It's Sunday morning, a little after 5:00 here. (We're 1 hour behind CST.) This feels more like normal, waking up at this hour. Yesterday, I slept until almost 8:00, apparently the week had caught up with me. Saturday was relatively restful, and I've got my groove back.
This morning, we will go to church here on the seminary campus, there's a small church of about 60 people. That'll feel a little like home, we told Tico. He is the director of the seminary, a really nice man with a nice family. He goes out of his way to check in on me and Keeci every day, sometimes multiple times, to make sure we're comfortable here, and getting around to where we want to go. When we told him we were going to his church, he said, "You're in luck. The service is in English today. I'll be translating." I think he's doing it just for me, I'll be the only one there who doesn't know Spanish. Even Keeci would pick up most of what they say in Spanish.

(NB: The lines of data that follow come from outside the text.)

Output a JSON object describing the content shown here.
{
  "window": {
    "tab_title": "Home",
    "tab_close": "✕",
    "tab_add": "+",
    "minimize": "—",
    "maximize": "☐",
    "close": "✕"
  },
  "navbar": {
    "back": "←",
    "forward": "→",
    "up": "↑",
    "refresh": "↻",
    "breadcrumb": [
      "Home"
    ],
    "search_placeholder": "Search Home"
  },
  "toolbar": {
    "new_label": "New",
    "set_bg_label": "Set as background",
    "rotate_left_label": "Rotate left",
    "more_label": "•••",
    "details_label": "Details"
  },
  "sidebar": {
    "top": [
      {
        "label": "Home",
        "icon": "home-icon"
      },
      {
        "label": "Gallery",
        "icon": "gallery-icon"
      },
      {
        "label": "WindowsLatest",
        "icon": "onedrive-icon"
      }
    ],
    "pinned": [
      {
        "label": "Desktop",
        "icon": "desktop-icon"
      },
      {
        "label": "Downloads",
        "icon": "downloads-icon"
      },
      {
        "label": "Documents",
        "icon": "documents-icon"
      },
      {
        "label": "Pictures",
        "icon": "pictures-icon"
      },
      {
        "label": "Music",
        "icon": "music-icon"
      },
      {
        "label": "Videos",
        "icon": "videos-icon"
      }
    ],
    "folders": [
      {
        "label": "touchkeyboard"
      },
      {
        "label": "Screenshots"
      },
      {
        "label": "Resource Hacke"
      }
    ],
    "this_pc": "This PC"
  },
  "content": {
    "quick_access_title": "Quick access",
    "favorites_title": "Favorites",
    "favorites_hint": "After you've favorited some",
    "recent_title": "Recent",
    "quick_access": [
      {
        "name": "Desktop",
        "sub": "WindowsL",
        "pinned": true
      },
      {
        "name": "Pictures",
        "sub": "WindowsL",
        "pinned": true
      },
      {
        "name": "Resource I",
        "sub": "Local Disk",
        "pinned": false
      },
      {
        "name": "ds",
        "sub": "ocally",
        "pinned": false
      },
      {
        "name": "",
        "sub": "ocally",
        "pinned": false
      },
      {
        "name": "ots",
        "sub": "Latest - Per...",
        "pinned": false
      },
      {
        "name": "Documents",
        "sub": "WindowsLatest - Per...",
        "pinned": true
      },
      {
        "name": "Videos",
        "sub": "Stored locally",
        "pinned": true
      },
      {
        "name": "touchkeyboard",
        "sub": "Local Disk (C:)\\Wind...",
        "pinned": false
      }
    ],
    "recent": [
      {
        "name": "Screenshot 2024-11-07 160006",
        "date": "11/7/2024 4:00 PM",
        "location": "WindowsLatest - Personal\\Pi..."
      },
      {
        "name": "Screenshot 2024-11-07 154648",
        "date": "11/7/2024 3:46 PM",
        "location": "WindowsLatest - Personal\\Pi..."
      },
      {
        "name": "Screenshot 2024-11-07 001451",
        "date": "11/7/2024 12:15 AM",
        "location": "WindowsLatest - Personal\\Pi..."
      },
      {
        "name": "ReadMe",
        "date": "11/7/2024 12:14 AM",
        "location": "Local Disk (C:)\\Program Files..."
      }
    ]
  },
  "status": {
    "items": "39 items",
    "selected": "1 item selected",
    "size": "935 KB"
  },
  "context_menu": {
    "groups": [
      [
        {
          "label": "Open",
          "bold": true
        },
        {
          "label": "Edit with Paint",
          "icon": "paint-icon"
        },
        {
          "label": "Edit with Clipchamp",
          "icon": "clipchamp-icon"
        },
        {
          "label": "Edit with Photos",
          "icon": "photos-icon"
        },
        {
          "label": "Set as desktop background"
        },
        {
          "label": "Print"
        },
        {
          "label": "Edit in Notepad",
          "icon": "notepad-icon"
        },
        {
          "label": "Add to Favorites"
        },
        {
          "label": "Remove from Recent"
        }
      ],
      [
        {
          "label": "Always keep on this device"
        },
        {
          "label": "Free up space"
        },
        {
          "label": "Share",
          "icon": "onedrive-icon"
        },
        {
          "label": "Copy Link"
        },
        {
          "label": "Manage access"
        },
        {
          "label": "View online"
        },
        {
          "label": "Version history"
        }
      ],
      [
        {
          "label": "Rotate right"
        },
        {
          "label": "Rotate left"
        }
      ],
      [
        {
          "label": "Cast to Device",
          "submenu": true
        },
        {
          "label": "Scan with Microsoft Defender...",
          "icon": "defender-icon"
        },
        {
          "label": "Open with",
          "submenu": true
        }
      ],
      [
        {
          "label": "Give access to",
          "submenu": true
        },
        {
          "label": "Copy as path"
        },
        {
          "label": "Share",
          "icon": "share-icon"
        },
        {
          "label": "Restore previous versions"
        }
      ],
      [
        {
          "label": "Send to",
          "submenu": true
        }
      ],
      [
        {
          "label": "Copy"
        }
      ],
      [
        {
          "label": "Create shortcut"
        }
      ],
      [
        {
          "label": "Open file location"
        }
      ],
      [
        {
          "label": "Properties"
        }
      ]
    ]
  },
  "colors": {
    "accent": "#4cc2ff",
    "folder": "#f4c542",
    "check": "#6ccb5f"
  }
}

As I said, Saturday was a relatively calm day. We got our laundry together and delivered it to Lori King, a Canadian woman who moved here with her husband, John, 7 years ago after John retired from his sales job. The Kings do several things here, but the most significant one is to line up work for mission teams like the one we came with last week. This week John is looking after a group of doctors and nurses. Every day, they go into a different village and see 150-175 patients, mostly children, with chronic illness. John lines up the village, the location for the temporary clinic, and the patients. Lori King teaches at a school, and John also works here at the seminary. Oh, and Lori does laundry for itinerants like us, bless her soul. She goes to the same church as we're going this morning, and she said she'd bring our clean clothes back to us, provided they dried on her line. No clothes driers here, and it's the rainy season.
The Kings have a very nice house that sits up on hill overlooking a farm valley. I shot a video from there I will post. Just earlier Saturday, their groundskeeper had killed a boa constrictor that slithered too close to the house. Abram (the groundskeeper) took us up to his garden and showed us the 6 foot boa. Cool. I wanted to shoot a picture of Keeci holding the snake, as if she had just killed it, but she wouldn't go for it.
When we built the houses in the village last week, we didn't have the padlocks that go with each new house. So, Keeci and I went and got the locks yesterday, and made the rounds to every house we had built (12 of them) and delivered the locks. It was really good to see the families again, they are just incredibly appreciative of our efforts. It meant that Keeci got to see several of her old friends, the little Guatemalan girls that hung on her and followed her, mobbed her, everywhere she went. They clung to her again yesterday and shouted her name. People who live here and have been working in these villages for years say they have never seen the kids attach to someone the way these kids attached to Keeci. It was an incredible thing to watch.
Later in the day yesterday, we drove out to a village, Santa Domingo, where I had worked with my brother last year when I came here. He and I got attached to Armando, because Armando worked hard with us on the houses. It was good to see Armando, and I told him I will try to come back again this coming week, when Julia and Natalie (their baby) will be at home. Maybe, I'll have a goat to deliver to him.
We capped our day yesterday with the one vice that we share: ice cream. No supper (we'd eaten a pretty big traditional Guatemalan lunch), just a little dish of ice cream with chocolate syrup and whipped cream. We've started noting all the "Sarita" stands where we can get ice cream, so we can plan our travels to go past them.
These daily reports are like a diary for me, a record of the journey. I have a feeling they are a little tedious to most of you, but if that's the case, I guess you wouldn't be reading here anyway. They are good for me, because at the end, I'll be able to go back and know what happened each day. And I hope it's a good way for at least Kevin, Jill, and Wes to keep up. Maybe Keeci's family, too. I love and miss all of you!

I'm part of the family, the family of God... We sang that again on Sunday. I enjoy your diary and am thankful for your daily service and outreach. I've seen the same thing happen in Ukraine with American girls as what seems to be happening there with Keeci. I hope she is really enjoying it! So they have good ice cream, do they?! That's good!
ReplyDeleteI love reading daily of your adventures! Please keep them up and don't change a thing!